A/N: Here it is! The second part of the PRANK STREAM GRAND FINALE! If you could just HEAR my excitement right now!

All at once, the doorbells of the Athena, Aphrodite, Artemis, Ares, Apollo, Demeter, Hades, Zeus, Poseidon (and Chiron's) Cabins rang simultaneously. (The Hera Cabin was ignored as no one lived there. The Hephaestus Cabin because it was Leo's own cabin. The Dionysus Cabin because….well, he hadn't actually thought of the Dionysus Cabin, or Dionysus himself. And the Hermes cabin because he didn't want to spend the rest of his life being pranked by the Stoll brothers.)

The Aphrodite Cabin was the first to get their door open. Then the Demeter Cabin, then the Zeus Cabin, then Athena, and so on. This was it. He waited a few seconds for his mechanism to work, and then smiled as he heard the first of the much incoming chaos settle in.

APHRODITE CABIN

A few seconds after the door opened, a HUGE neon orange board settled in from the ceiling and with the most false, most disgusting, and most horrible words were written on it. It read in gigantic letters: LEO'S SEXY AND YOU KNOW IT! ;) P.S.- JUSTIN BIEBER IS UGLY.

The Aphrodite Cabin was wrecked as soon as the kids managed to decipher the words written on the board. Some moaned. Some tried to tear their eyes out. Some tried (and failed) to erase what was written on the board. Some shrieked in terror. Some began to hyperventilate. Yeah, they're pretty possessive when it comes to Justin Bieber. Also, they don't mind lies that much, but the former half of the lettering was pushing it way to far.

DEMETER CABIN

As soon as the door opened, a hundred snakes fell from the ceiling. Yes, they were rubber. But people do not tend to realize when snakes fall from the ceiling that they are fake. Why? Because they are too busy running around screaming. And that is an understatement.

The Demeter kids were anxious, in panic, over excited (not in the good way) and screaming. They clutched their hair as they ran around, shoving the fake snakes from themselves. Still failing to realize that they were rubber.

ZEUS

Just seconds after Jason opened the door, quickly saw who was outside and then went back in when he discovered that it was no one.
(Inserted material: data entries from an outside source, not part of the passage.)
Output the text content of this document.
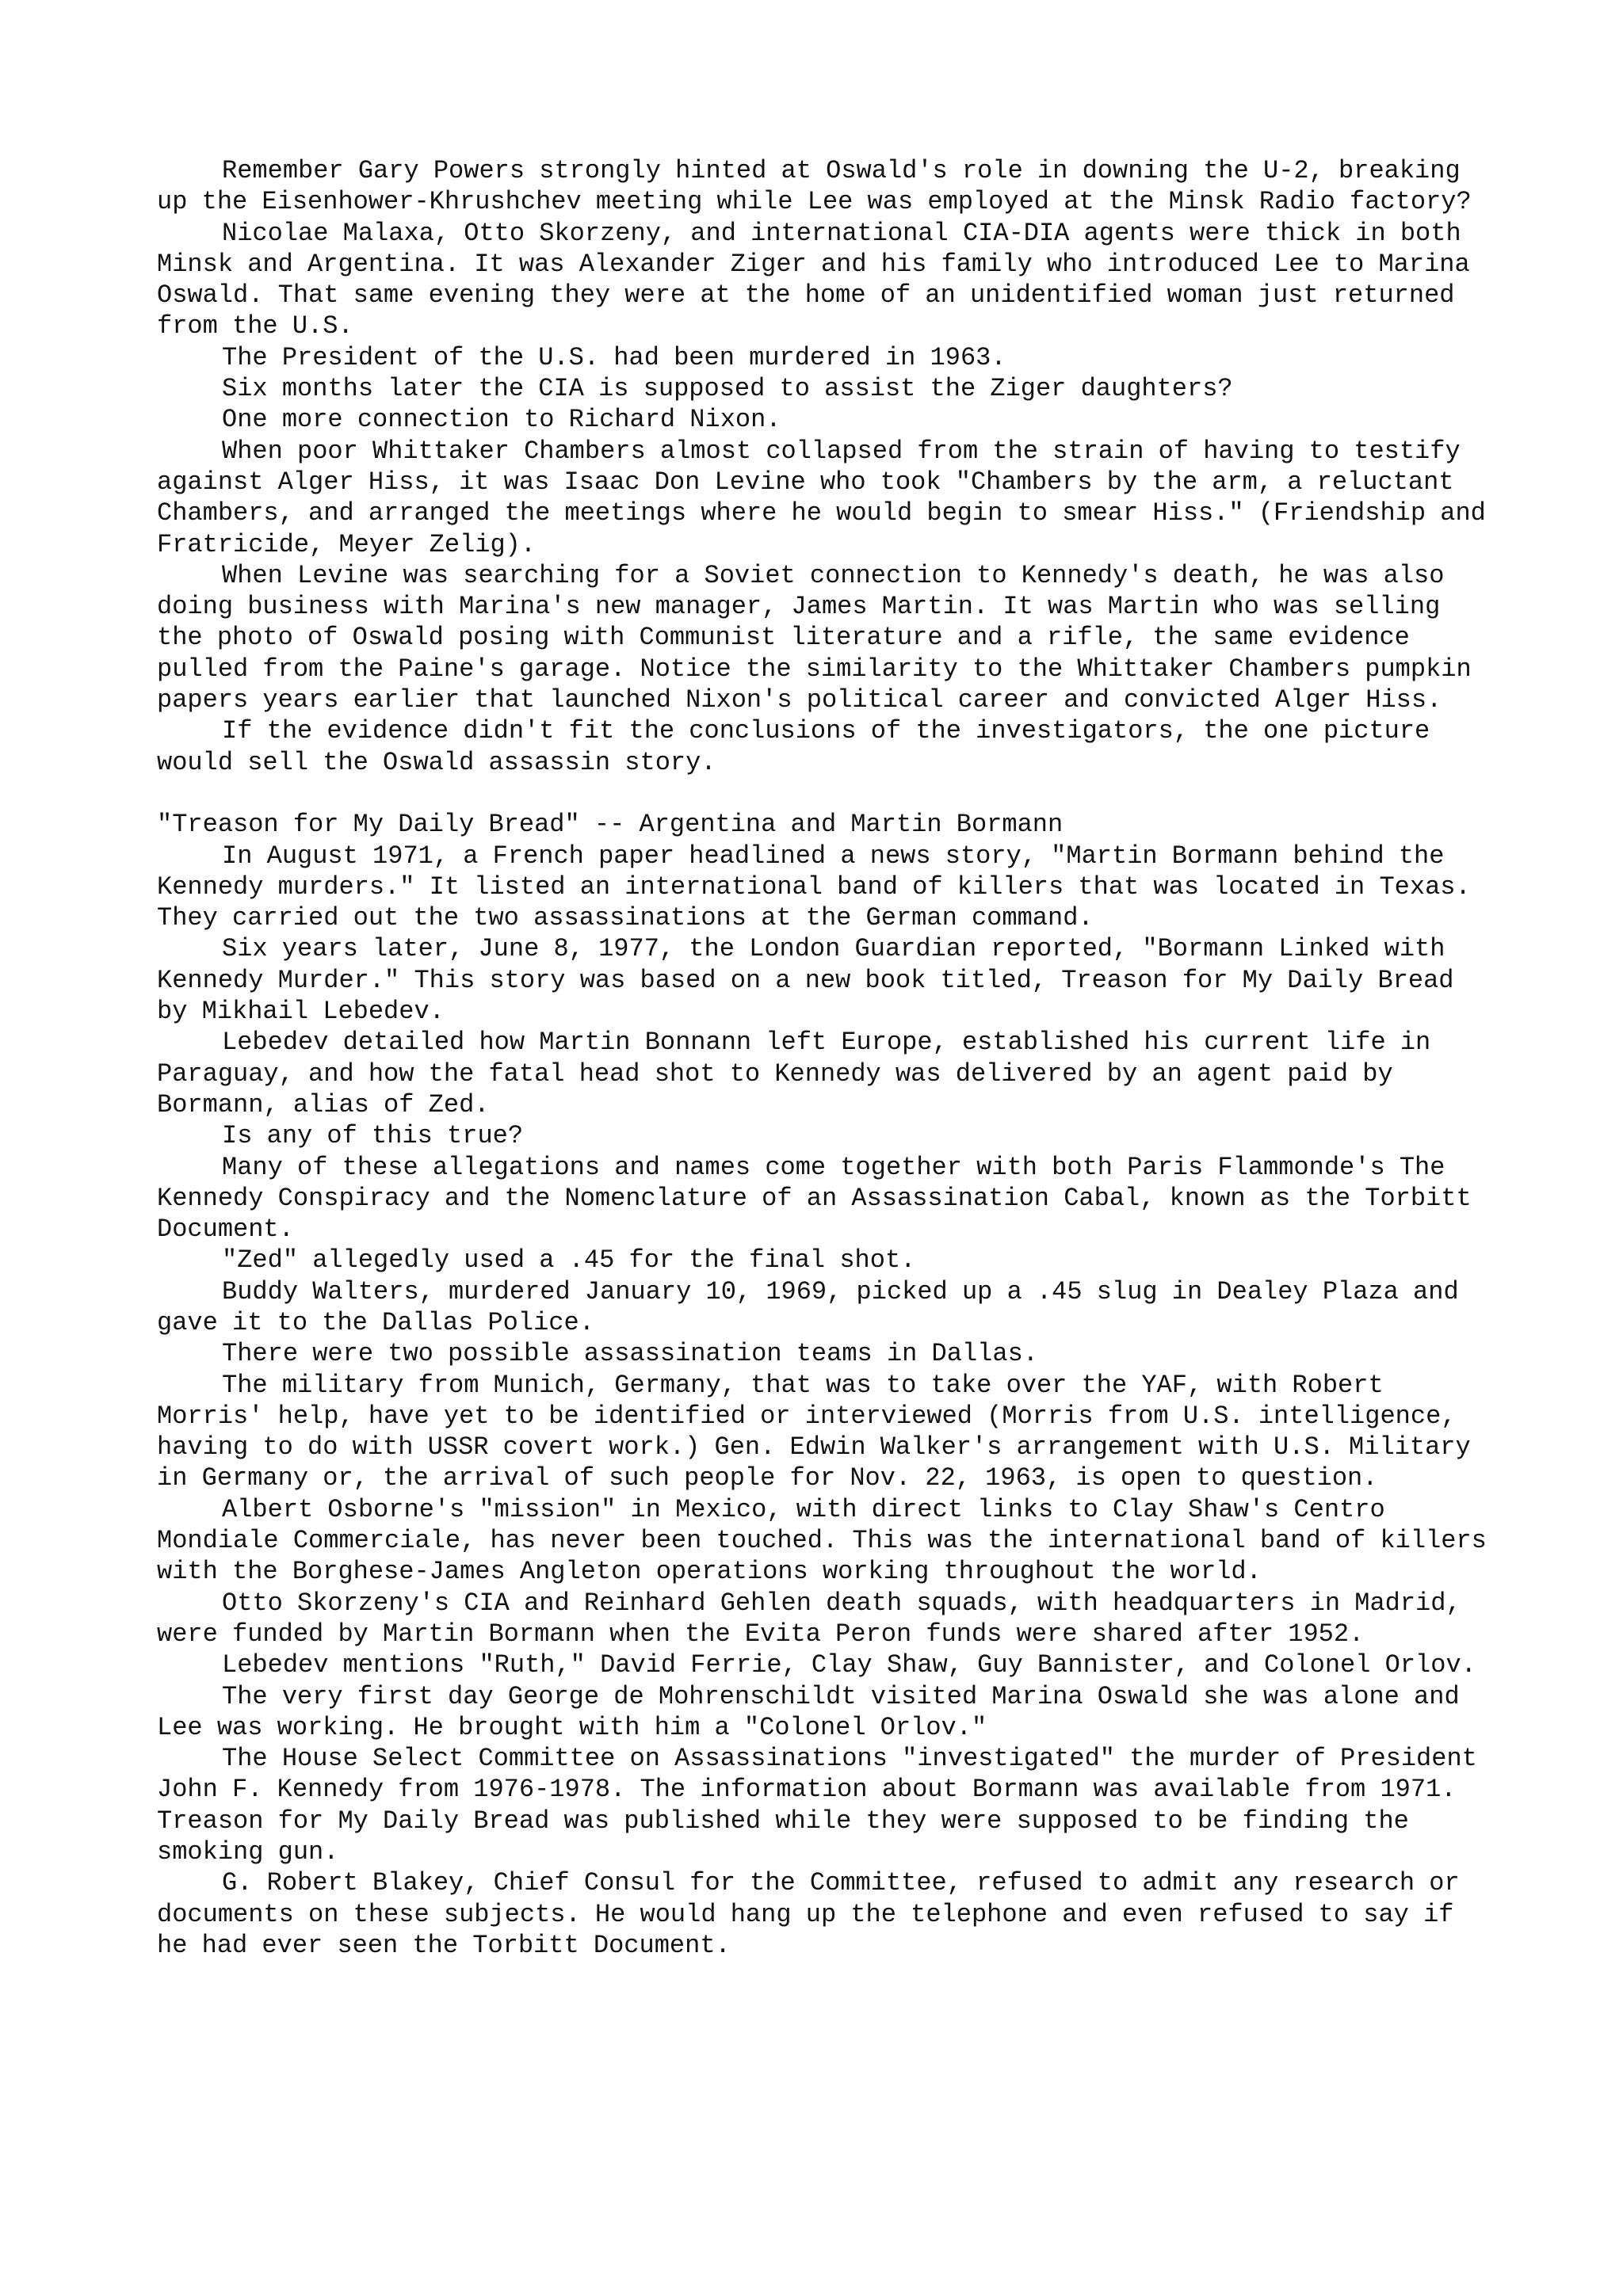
Remember Gary Powers strongly hinted at Oswald's role in downing the U-2, breaking up the Eisenhower-Khrushchev meeting while Lee was employed at the Minsk Radio factory?

Nicolae Malaxa, Otto Skorzeny, and international CIA-DIA agents were thick in both Minsk and Argentina. It was Alexander Ziger and his family who introduced Lee to Marina Oswald. That same evening they were at the home of an unidentified woman just returned from the U.S.

The President of the U.S. had been murdered in 1963.

Six months later the CIA is supposed to assist the Ziger daughters?

One more connection to Richard Nixon.

When poor Whittaker Chambers almost collapsed from the strain of having to testify against Alger Hiss, it was Isaac Don Levine who took "Chambers by the arm, a reluctant Chambers, and arranged the meetings where he would begin to smear Hiss." (Friendship and Fratricide, Meyer Zelig).

When Levine was searching for a Soviet connection to Kennedy's death, he was also doing business with Marina's new manager, James Martin. It was Martin who was selling the photo of Oswald posing with Communist literature and a rifle, the same evidence pulled from the Paine's garage. Notice the similarity to the Whittaker Chambers pumpkin papers years earlier that launched Nixon's political career and convicted Alger Hiss.

If the evidence didn't fit the conclusions of the investigators, the one picture would sell the Oswald assassin story.

"Treason for My Daily Bread" -- Argentina and Martin Bormann

In August 1971, a French paper headlined a news story, "Martin Bormann behind the Kennedy murders." It listed an international band of killers that was located in Texas. They carried out the two assassinations at the German command.

Six years later, June 8, 1977, the London Guardian reported, "Bormann Linked with Kennedy Murder." This story was based on a new book titled, Treason for My Daily Bread by Mikhail Lebedev.

Lebedev detailed how Martin Bonnann left Europe, established his current life in Paraguay, and how the fatal head shot to Kennedy was delivered by an agent paid by Bormann, alias of Zed.

Is any of this true?

Many of these allegations and names come together with both Paris Flammonde's The Kennedy Conspiracy and the Nomenclature of an Assassination Cabal, known as the Torbitt Document.

"Zed" allegedly used a .45 for the final shot.

Buddy Walters, murdered January 10, 1969, picked up a .45 slug in Dealey Plaza and gave it to the Dallas Police.

There were two possible assassination teams in Dallas.

The military from Munich, Germany, that was to take over the YAF, with Robert Morris' help, have yet to be identified or interviewed (Morris from U.S. intelligence, having to do with USSR covert work.) Gen. Edwin Walker's arrangement with U.S. Military in Germany or, the arrival of such people for Nov. 22, 1963, is open to question.

Albert Osborne's "mission" in Mexico, with direct links to Clay Shaw's Centro Mondiale Commerciale, has never been touched. This was the international band of killers with the Borghese-James Angleton operations working throughout the world.

Otto Skorzeny's CIA and Reinhard Gehlen death squads, with headquarters in Madrid, were funded by Martin Bormann when the Evita Peron funds were shared after 1952.

Lebedev mentions "Ruth," David Ferrie, Clay Shaw, Guy Bannister, and Colonel Orlov.

The very first day George de Mohrenschildt visited Marina Oswald she was alone and Lee was working. He brought with him a "Colonel Orlov."

The House Select Committee on Assassinations "investigated" the murder of President John F. Kennedy from 1976-1978. The information about Bormann was available from 1971. Treason for My Daily Bread was published while they were supposed to be finding the smoking gun.

G. Robert Blakey, Chief Consul for the Committee, refused to admit any research or documents on these subjects. He would hang up the telephone and even refused to say if he had ever seen the Torbitt Document.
Something went BOOM and then he was drenched. Yep, drenched. In water. Something he disliked very, very, very much. He then looked down, discovering that he was waist high in water. The water wobbled all around him. You know the way it does when you shake a bottle full of it and then put the bottle down? Yes, that's how it wobbled. Panic started to settle all over Jason, thinking that Poseidon had finally had enough of his stupid brother's stupid only son and was punishing him. Yes, Jason screamed for help.

ATHENA

Annabeth was the one who opened the door and spotted the huge but pretty basket resting on the ground. She smiled, took it inside, and sat down with her half siblings to open the basket, since it was addressed to no one in particular.
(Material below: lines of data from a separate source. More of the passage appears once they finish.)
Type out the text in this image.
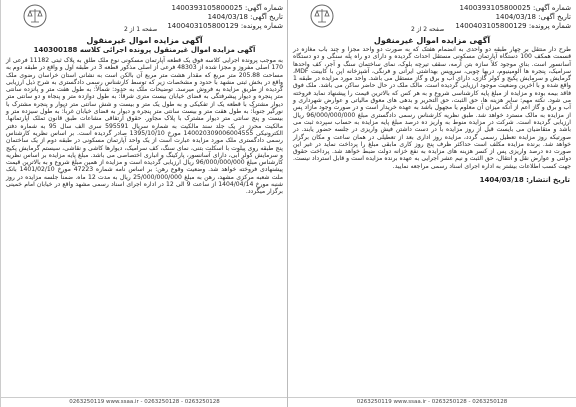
شماره آگهی: 1400393105800025
تاریخ آگهی: 1404/03/18
شماره پرونده: 1400403105800129
صفحه 1 از 2
آگهی مزایده اموال غیرمنقول
آگهی مزایده اموال غیرمنقول پرونده اجرائی کلاسه 140300188

به موجب پرونده اجرایی کلاسه فوق یک قطعه آپارتمان مسکونی نوع ملک طلق به پلاک ثبتی 11182 فرعی از 170 اصلی مفروز و مجزا شده از 48303 فرعی از اصلی مذکور قطعه 3 در طبقه اول و واقع در طبقه دوم به مساحت 205.88 متر مربع که مقدار هشت متر مربع آن بالکن است به نشانی استان خراسان رضوی ملک واقع در بخش ثبتی مشهد با حدود و مشخصات زیر که توسط کارشناس رسمی دادگستری به شرح ذیل ارزیابی گردیده از طریق مزایده به فروش میرسد. توضیحات ملک به حدود: شمالاً: به طول هفت متر و پانزده سانتی متر پنجره و دیوار پیشرفتگی به فضای خیابان بیست متری شرقاً: به طول دوازده متر و پنجاه و دو سانتی متر دیوار مشترک با قطعه یک از تفکیکی و به طول یک متر و بیست و شش سانتی متر دیوار و پنجره مشترک با نورگیر جنوباً: به طول هفت متر و بیست سانتی متر پنجره و دیوار به فضای خیابان غرباً: به طول سیزده متر و بیست و پنج سانتی متر دیوار مشترک با پلاک مجاور. حقوق ارتفاقی مشاعات طبق قانون تملک آپارتمانها. مالکیت محرز در یک جلد سند مالکیت به شماره سریال 595591 سری الف سال 95 به شماره دفتر الکترونیکی 140020309006004555 مورخ 1395/10/10 صادر گردیده است. بر اساس نظریه کارشناس رسمی دادگستری ملک مورد مزایده عبارت است از یک واحد آپارتمان مسکونی در طبقه دوم از یک ساختمان پنج طبقه روی پیلوت با اسکلت بتنی، نمای سنگ، کف سرامیک، دیوارها کاشی و نقاشی، سیستم گرمایش پکیج و سرمایش کولر آبی، دارای آسانسور، پارکینگ و انباری اختصاصی می باشد. مبلغ پایه مزایده بر اساس نظریه کارشناس مبلغ 96/000/000/000 ریال ارزیابی گردیده است و مزایده از همین مبلغ شروع و به بالاترین قیمت پیشنهادی فروخته خواهد شد. وضعیت وقوع رهن: بر اساس نامه شماره 47223 مورخ 1401/02/10 بانک ملت شعبه مرکزی مشهد، رهن به مبلغ 25/000/000/000 ریال به مدت 12 ماه. ضمناً جلسه مزایده در روز شنبه مورخ 1404/04/14 از ساعت 9 الی 12 در اداره اجرای اسناد رسمی مشهد واقع در خیابان امام خمینی برگزار میگردد.

0263250119 www.ssaa.ir - 0263250128 - 0263250128
شماره آگهی: 1400393105800025
تاریخ آگهی: 1404/03/18
شماره پرونده: 1400403105800129
صفحه 2 از 2
آگهی مزایده اموال غیرمنقول

طرح دار منتقل بر چهار طبقه دو واحدی به انضمام هفتک که به صورت دو واحد مجزا و چند باب مغازه در قسمت همکف 100 دستگاه آپارتمان مسکونی مستقل احداث گردیده و دارای دو راه پله سنگی و دو دستگاه آسانسور است. بنای موجود کلاً سازه بتن آرمه، سقف تیرچه بلوک، نمای ساختمان سنگ و آجر، کف واحدها سرامیک، پنجره ها آلومینیوم، دربها چوبی، سرویس بهداشتی ایرانی و فرنگی، آشپزخانه اپن با کابینت MDF، گرمایش و سرمایش پکیج و کولر گازی، دارای آب و برق و گاز مستقل می باشد. واحد مورد مزایده در طبقه 1 واقع شده و با آخرین وضعیت موجود ارزیابی گردیده است. مالک ملک در حال حاضر ساکن می باشد. ملک فوق فاقد بیمه بوده و مزایده از مبلغ پایه کارشناسی شروع و به هر کس که بالاترین قیمت را پیشنهاد نماید فروخته می شود. نکته مهم: سایر هزینه ها، حق الثبت، حق التحریر و بدهی های معوق مالیاتی و عوارض شهرداری و آب و برق و گاز اعم از آنکه میزان آن معلوم یا مجهول باشد به عهده خریدار است و در صورت وجود مازاد پس از مزایده به مالک مسترد خواهد شد. طبق نظریه کارشناس رسمی دادگستری مبلغ 96/000/000/000 ریال ارزیابی گردیده است. شرکت در مزایده منوط به واریز ده درصد مبلغ پایه مزایده به حساب سپرده ثبت می باشد و متقاضیان می بایست قبل از روز مزایده با در دست داشتن فیش واریزی در جلسه حضور یابند. در صورتیکه روز مزایده تعطیل رسمی گردد، مزایده روز اداری بعد از تعطیلی در همان ساعت و مکان برگزار خواهد شد. برنده مزایده مکلف است حداکثر ظرف پنج روز کاری مابقی مبلغ را پرداخت نماید در غیر این صورت ده درصد واریزی پس از کسر هزینه های مزایده به نفع خزانه دولت ضبط خواهد شد. پرداخت حقوق دولتی و عوارض نقل و انتقال، حق الثبت و نیم عشر اجرایی به عهده برنده مزایده است و قابل استرداد نیست. جهت کسب اطلاعات بیشتر به اداره اجرای اسناد رسمی مراجعه نمایید.

تاریخ انتشار: 1404/03/18
0263250119 www.ssaa.ir - 0263250128 - 0263250128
A few moments later, the Athena cabin was going mad. Like, really mad. They were hyperventilating, staring at the cookies in shock and fear, screaming once they got over their shock and fear, and throwing the cookies as far away from them as possible i.e. at each other.

POSEIDON

Percy had reluctantly got out of bed and opened the door. He had retired early and didn't want to be woken up. Just seconds after his door opened, lightning began to light itself up on all of his cabin's walls. Needless to say, he was terrified. His eyes widened in horror as he took in what was happening. His supposed 'uncle' was finally tired of him. This was Percy's end. This was it. But he wasn't to go down without a fight. He didn't really know who he was going to fight, but uncapped Riptide anyway. Then shouted, "You wanna end me, huh, Zeus? Well, I'm not gonna go down without a fight! Show yourself!"

ARTEMIS

The Hunters were visiting and didn't like to be disturbed at night. The whole camp knew that. It was their time for meditation and prayers. Since that was when the Moon came out. Nevertheless, their doorbell rang right in the middle of their meditation. One of the Hunters sighed as she got up to go answer the door.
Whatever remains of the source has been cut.